Review: Siddhartha


Siddhartha
Siddhartha by Hermann Hesse
My rating: 4 of 5 stars

After reading The Life of Pi I wanted another book with a spiritual theme but a non-traditional philosophy. Well, non-traditional by Western standards. Siddhartha had been needling me for a while, but I thought I’d already read it back in my college days. I was wrong. Not sure what I read back then, but it wasn’t this.

For most of this book I didn’t find the moving story or inspirational prose I was looking for. There was too much narrator telling us Siddhartha did this and Siddhartha did that without letting us really get into Siddhartha’s skin and feel what he was feeling. And then I got to the part where Siddhartha had to deal with his son. Suddenly the book became extremely relevant. Not because of an issue with either of my sons, but a daughter, and the observations of a trusted student.

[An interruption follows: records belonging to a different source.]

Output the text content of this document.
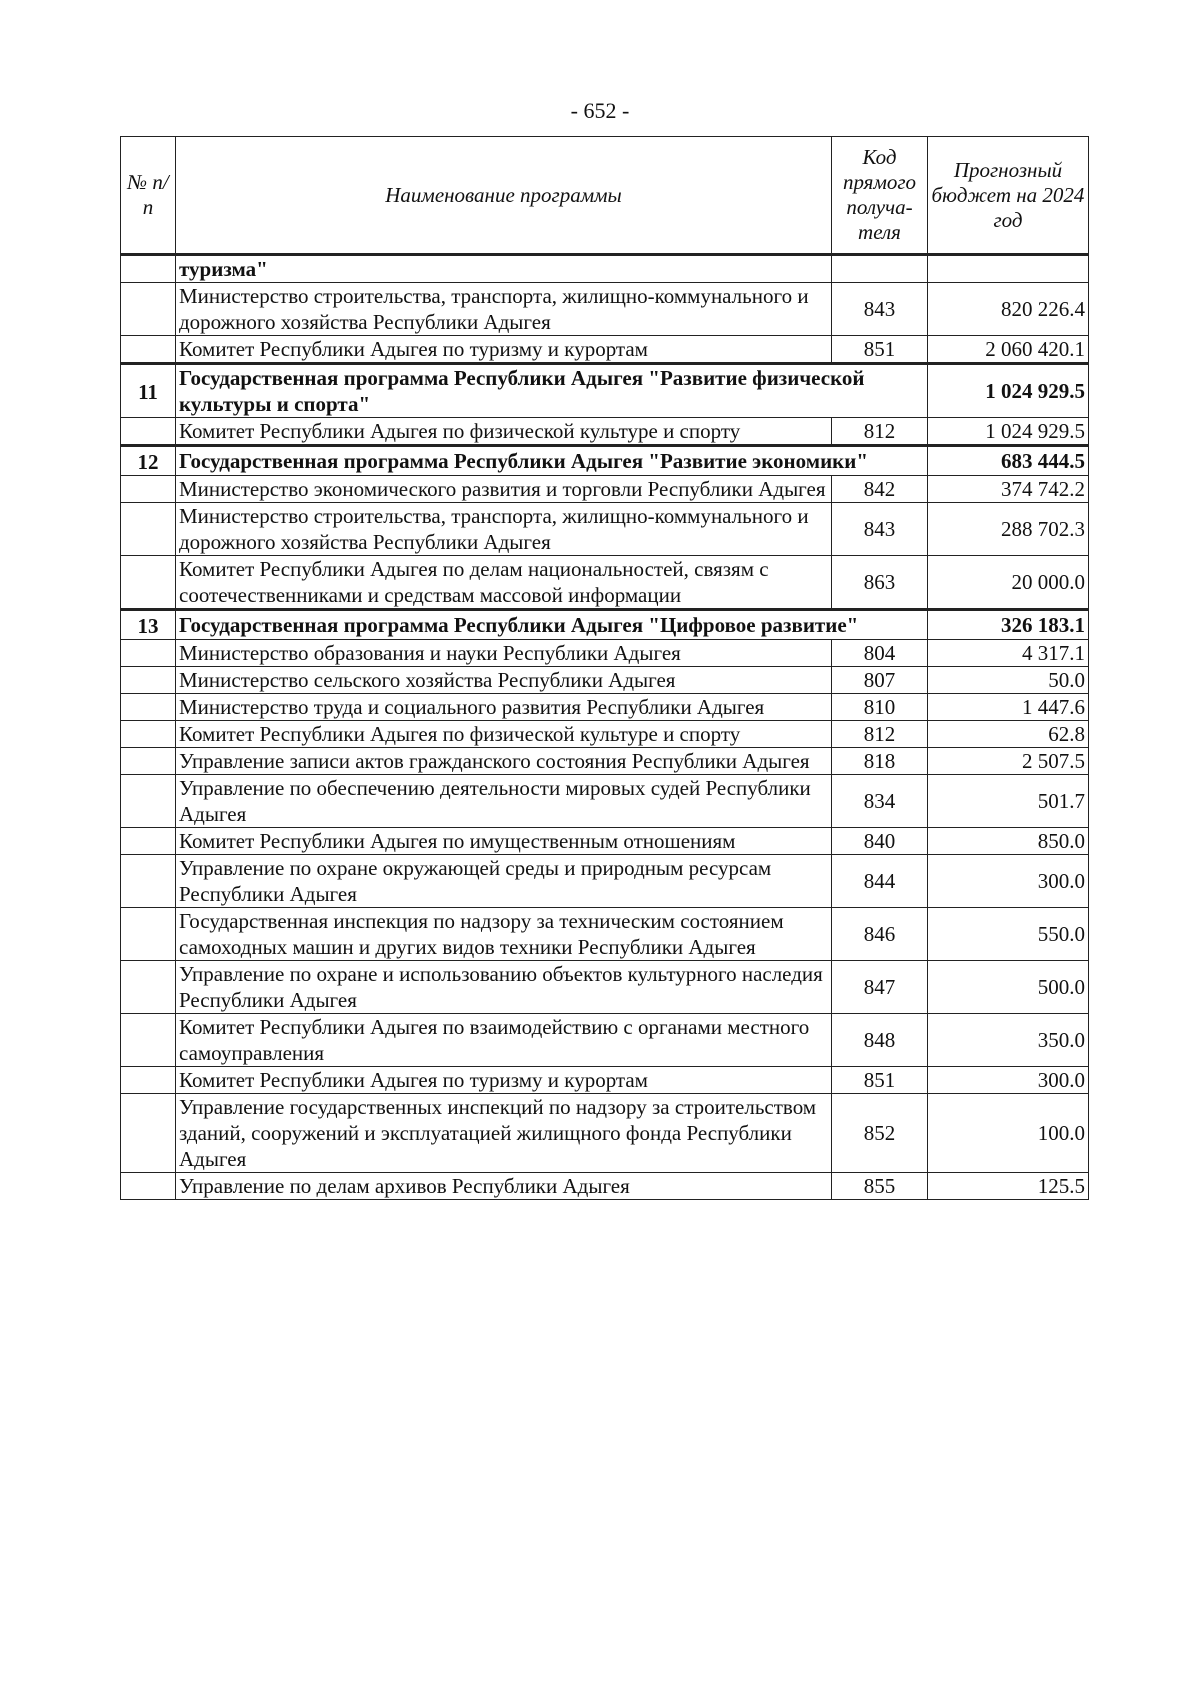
- 652 -
№ п/п	Наименование программы	Код прямого получа-теля	Прогнозный бюджет на 2024 год
	туризма"		
	Министерство строительства, транспорта, жилищно-коммунального и дорожного хозяйства Республики Адыгея	843	820 226.4
	Комитет Республики Адыгея по туризму и курортам	851	2 060 420.1
11	Государственная программа Республики Адыгея "Развитие физической культуры и спорта"		1 024 929.5
	Комитет Республики Адыгея по физической культуре и спорту	812	1 024 929.5
12	Государственная программа Республики Адыгея "Развитие экономики"		683 444.5
	Министерство экономического развития и торговли Республики Адыгея	842	374 742.2
	Министерство строительства, транспорта, жилищно-коммунального и дорожного хозяйства Республики Адыгея	843	288 702.3
	Комитет Республики Адыгея по делам национальностей, связям с соотечественниками и средствам массовой информации	863	20 000.0
13	Государственная программа Республики Адыгея "Цифровое развитие"		326 183.1
	Министерство образования и науки Республики Адыгея	804	4 317.1
	Министерство сельского хозяйства Республики Адыгея	807	50.0
	Министерство труда и социального развития Республики Адыгея	810	1 447.6
	Комитет Республики Адыгея по физической культуре и спорту	812	62.8
	Управление записи актов гражданского состояния Республики Адыгея	818	2 507.5
	Управление по обеспечению деятельности мировых судей Республики Адыгея	834	501.7
	Комитет Республики Адыгея по имущественным отношениям	840	850.0
	Управление по охране окружающей среды и природным ресурсам Республики Адыгея	844	300.0
	Государственная инспекция по надзору за техническим состоянием самоходных машин и других видов техники Республики Адыгея	846	550.0
	Управление по охране и использованию объектов культурного наследия Республики Адыгея	847	500.0
	Комитет Республики Адыгея по взаимодействию с органами местного самоуправления	848	350.0
	Комитет Республики Адыгея по туризму и курортам	851	300.0
	Управление государственных инспекций по надзору за строительством зданий, сооружений и эксплуатацией жилищного фонда Республики Адыгея	852	100.0
	Управление по делам архивов Республики Адыгея	855	125.5
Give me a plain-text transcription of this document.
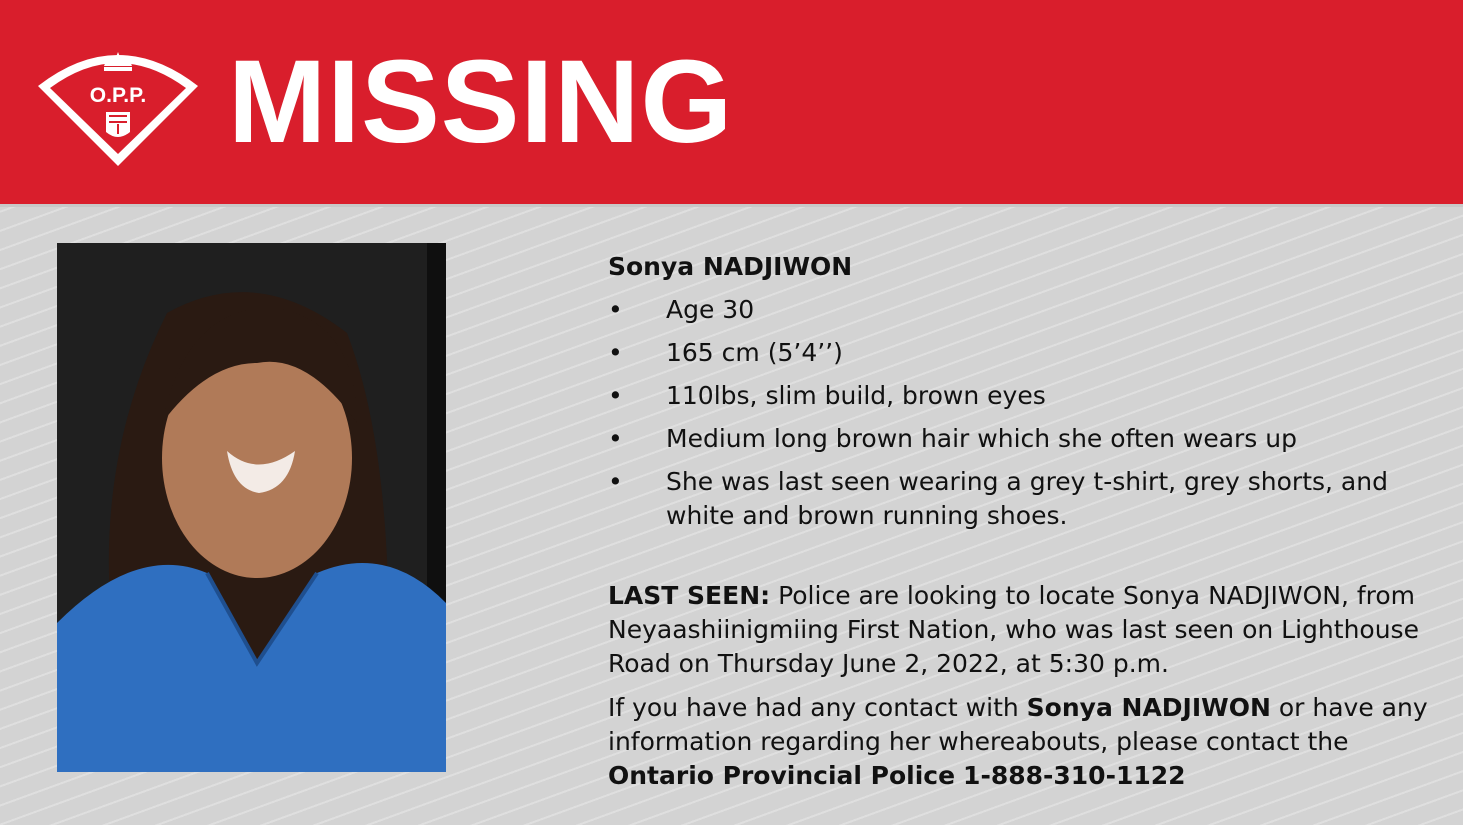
O.P.P. MISSING
Sonya NADJIWON
• Age 30
• 165 cm (5’4’’)
• 110lbs, slim build, brown eyes
• Medium long brown hair which she often wears up
• She was last seen wearing a grey t-shirt, grey shorts, and white and brown running shoes.

LAST SEEN: Police are looking to locate Sonya NADJIWON, from Neyaashiinigmiing First Nation, who was last seen on Lighthouse Road on Thursday June 2, 2022, at 5:30 p.m.

If you have had any contact with Sonya NADJIWON or have any information regarding her whereabouts, please contact the Ontario Provincial Police 1-888-310-1122
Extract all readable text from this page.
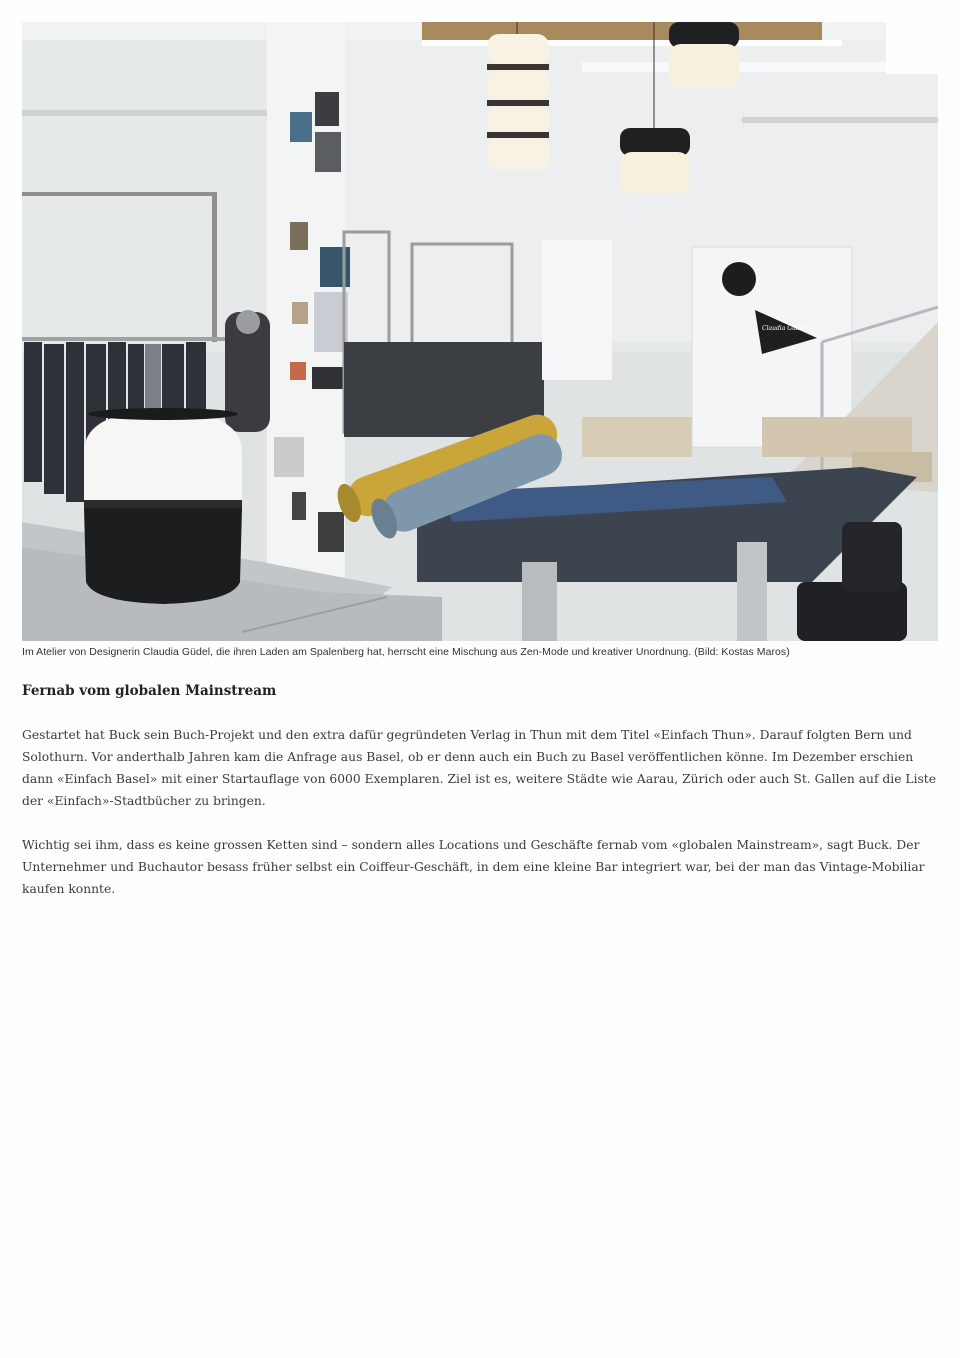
Claudia Güdel
Im Atelier von Designerin Claudia Güdel, die ihren Laden am Spalenberg hat, herrscht eine Mischung aus Zen-Mode und kreativer Unordnung. (Bild: Kostas Maros)
Fernab vom globalen Mainstream

Gestartet hat Buck sein Buch-Projekt und den extra dafür gegründeten Verlag in Thun mit dem Titel «Einfach Thun». Darauf folgten Bern und Solothurn. Vor anderthalb Jahren kam die Anfrage aus Basel, ob er denn auch ein Buch zu Basel veröffentlichen könne. Im Dezember erschien dann «Einfach Basel» mit einer Startauflage von 6000 Exemplaren. Ziel ist es, weitere Städte wie Aarau, Zürich oder auch St. Gallen auf die Liste der «Einfach»-Stadtbücher zu bringen.

Wichtig sei ihm, dass es keine grossen Ketten sind – sondern alles Locations und Geschäfte fernab vom «globalen Mainstream», sagt Buck. Der Unternehmer und Buchautor besass früher selbst ein Coiffeur-Geschäft, in dem eine kleine Bar integriert war, bei der man das Vintage-Mobiliar kaufen konnte.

My oldest daughter has not done what I hoped she would do the past few years. It’s been a disappointment because I have tried repeatedly to point out why my advice is good and why she should do what I say, but then she goes and does her own thing, anyway. Then a student who is almost like a daughter to me told me that my expectations are ridiculously high and no one can live up to them. Then I found this lesson from Vasudeva the ferryman:

“Ask the river about it, my friend! Listen to it, laugh about it! Do you then really think that you have committed your follies in order to spare your son them? Can you then protect your son from Samsara? How? Through instruction, through prayers, through exhortation? My dear friend, have you forgotten that instructive story about Siddhartha, the Brahmin’s son, which you once told me here? Who protected Siddhartha the Samana from Samsara, from sin, greed and folly? Could his father’s piety, his teacher’s exhortations, his own knowledge, his own seeking, protect him? Which father, which teacher, could prevent him from living his own life, from soiling himself with life, from loading himself with sin, from swallowing the bitter drink himself, from finding his own path? Do you think, my dear friend, that anybody is spared this path? Perhaps your little son, because you would like to see him spared sorrow and pain and disillusionment? But if you were to die ten times for him, you would not alter his destiny in the slightest.”

Talk about the right book at the right time! That lesson alone was enough to bump my review up to four stars. Had Hesse allowed us to really get into Siddhartha’s mind I would have given it five stars. The book is short and it has many lessons in it, one of which may be right for you. I do highly recommend it.